Re: GALATASARAY : 74 - Fenerbahçe : 72
Dünkü maçın 40 dakika sonuna kadar çok temiz geçtiği konusunda kimse laf söyleyemez zaten. Benim anlayamadığım Fenerbahçenin 40 dakika içinde yapamadıgını bench arkasında ne idüğü belirsiz bir kadının tek hareketle yapabilmesidir. Kabul ediyorum o benchin arkasında kim olsa çıldırırdı. Zaten orda olan olayların hiçbiri de büyütülücek olaylar olmadı.
Ancak; sahaya karsı pota arkasından atlayıp Fenerbahçe benchine kadar koşup birde oyunculara vurma teşebbüsünde bulunan 2 kişi bir çuval inciri berbat etmiştir. Bizi Fenerbahçenin Efes serisinde yaptığı bütün çirkinliklere de ortak etmiştir. O gün olan olayları ayıplayan kaç kişi bugün neyi savunabilir ki? Biz de yapıyoruz işte.
Asıl üzerinde durulması gereken konu da neden bu kadar çabuk tahrik olduğumuz? Zaten adamlar bu oyunu oynamak isterken neden sürekli bu oyuna alet olduğumuz. Biz bu işi beceremiyoruz arkadaş. Yapamıyoruz işte. O zaman sogukkanlı olucaksın. Zaten maçı tribünde kazanmışken rakibe kendi ellerinle bırakmıycaksın. Biz onlar kadar profesyonel beceremiyoruz bu işi.
Bakın daha iki hafta önce olan bi ton olaydan dolayı nerdeyse Fenerbahçe magdur gösterilicekti.
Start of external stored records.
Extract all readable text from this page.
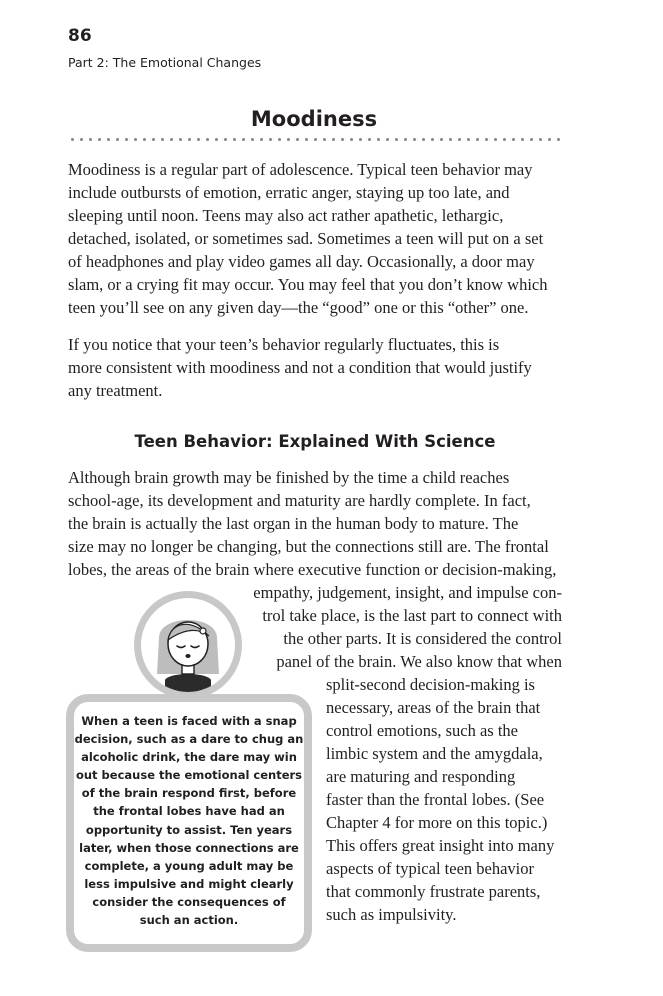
86
Part 2: The Emotional Changes
Moodiness
Moodiness is a regular part of adolescence. Typical teen behavior may
include outbursts of emotion, erratic anger, staying up too late, and
sleeping until noon. Teens may also act rather apathetic, lethargic,
detached, isolated, or sometimes sad. Sometimes a teen will put on a set
of headphones and play video games all day. Occasionally, a door may
slam, or a crying fit may occur. You may feel that you don’t know which
teen you’ll see on any given day—the “good” one or this “other” one.
If you notice that your teen’s behavior regularly fluctuates, this is
more consistent with moodiness and not a condition that would justify
any treatment.
Teen Behavior: Explained With Science
Although brain growth may be finished by the time a child reaches
school-age, its development and maturity are hardly complete. In fact,
the brain is actually the last organ in the human body to mature. The
size may no longer be changing, but the connections still are. The frontal
lobes, the areas of the brain where executive function or decision-making,
empathy, judgement, insight, and impulse con-
trol take place, is the last part to connect with
the other parts. It is considered the control
panel of the brain. We also know that when
split-second decision-making is
necessary, areas of the brain that
control emotions, such as the
limbic system and the amygdala,
are maturing and responding
faster than the frontal lobes. (See
Chapter 4 for more on this topic.)
This offers great insight into many
aspects of typical teen behavior
that commonly frustrate parents,
such as impulsivity.
When a teen is faced with a snap
decision, such as a dare to chug an
alcoholic drink, the dare may win
out because the emotional centers
of the brain respond first, before
the frontal lobes have had an
opportunity to assist. Ten years
later, when those connections are
complete, a young adult may be
less impulsive and might clearly
consider the consequences of
such an action.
Keita, Arda günah keçisi ilan edildi. Yalanlar söylendi. Yapılan hersey hasıraltı edildi. Dün sadece sahaya atlayan iki kişi yüzünden iki gündür bütün manşetlerde bu maç "ezeli rezalet" olarak geçiyor. Çünkü adamların ekmeğine kaymak sürüyoruz sürekli.
Gelelim işin en vahim boyutuna. Saha içi tribünlerin boşaltılarak maça devam edilmesinin kabul edilmesi. Bence bu maçın ezildiğimiz, kaybettiğimiz tek anıydı. Ne demek saha içi tribünü boşaltmak? Ya yukarda yer olmasaydı ne olucaktı? Oraya para verip bilet alan ve maç izlemek isteyen taraftarın suçu neydi?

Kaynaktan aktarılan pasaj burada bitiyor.